Imbauan stop klitih yang dipasang Polsek Ngemplak. (IDN Times/Siti Umaiyah)
Bicara soal kenakalan remaja, Sultan teringat sebuah lembaga pendidik anak konvensional di masa kecilnya. Namanya Prayuwana.
Kata Sultan, Prayuwana yang berlokasi di sekitar kawasan Patehan, Kecamatan Kraton dan Hargobinangun, Kecamatan Pakem, itu adalah tempat menampung anak yang orangtuanya tak lagi mampu mengkondisikannya.
"Kalau orangtuanya kewalahan itu diserahkan pada provinsi, untuk dibina, dididik. Itu dulu ada namanya Prayuwana. Itu tempat pendidikan anak yang orangtuanya tidak mampu lagi," ungkapnya.
"Saya tidak tahu kondisi sekarang apakah hal seperti ini masih (relevan). Kalau enggak, nanti akhirnya anak-anak belum cukup umur tapi akhirnya bicaranya beda, pelanggaran hukum. Ini yang kami masih mendialogkan lebih jauh," pungkas Sultan.
Dua hari kemarin tagar #SriSultanYogyaDaruratKlitih dan #YogyaTidakAman bergema di media sosial Twitter.
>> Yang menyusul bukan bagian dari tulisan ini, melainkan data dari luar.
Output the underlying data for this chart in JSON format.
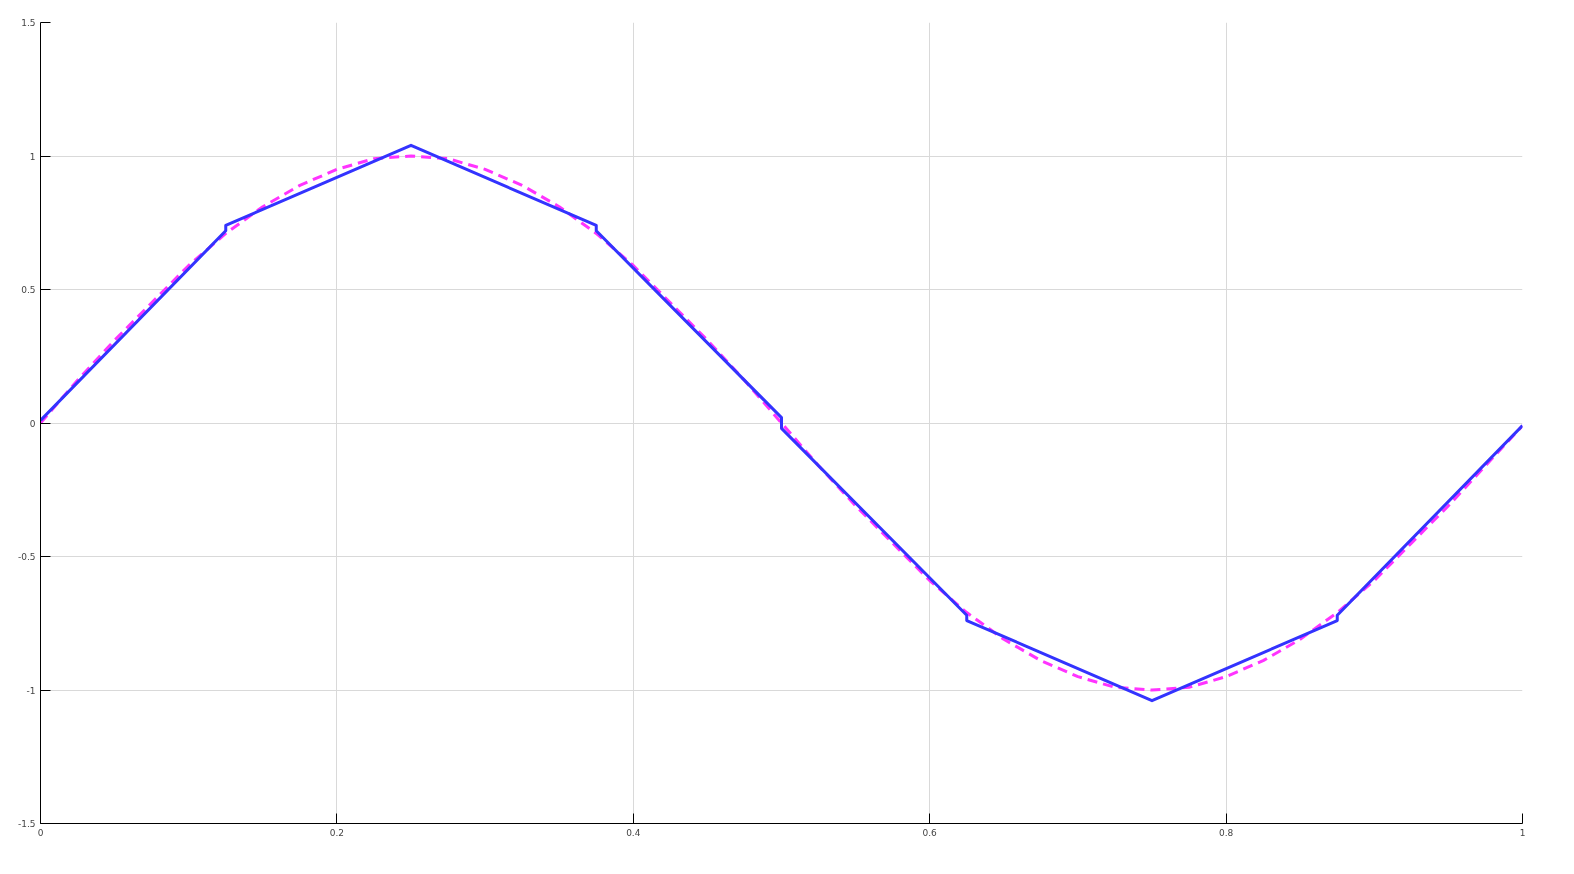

Tagar bergaung sebagai wujud kekhawatiran warganet akan kembali maraknya kasus klitih di DIY. Mereka meminta ketegasan pemerintah dan kepolisian.
Pemda DIY sendiri kini masih menggodok suatu program pembinaan anyar terhadap para pelaku kenakalan remaja, termasuk klitih. Sasarannya adalah anak bawah umur berhadapan dengan hukum berstatus diversi.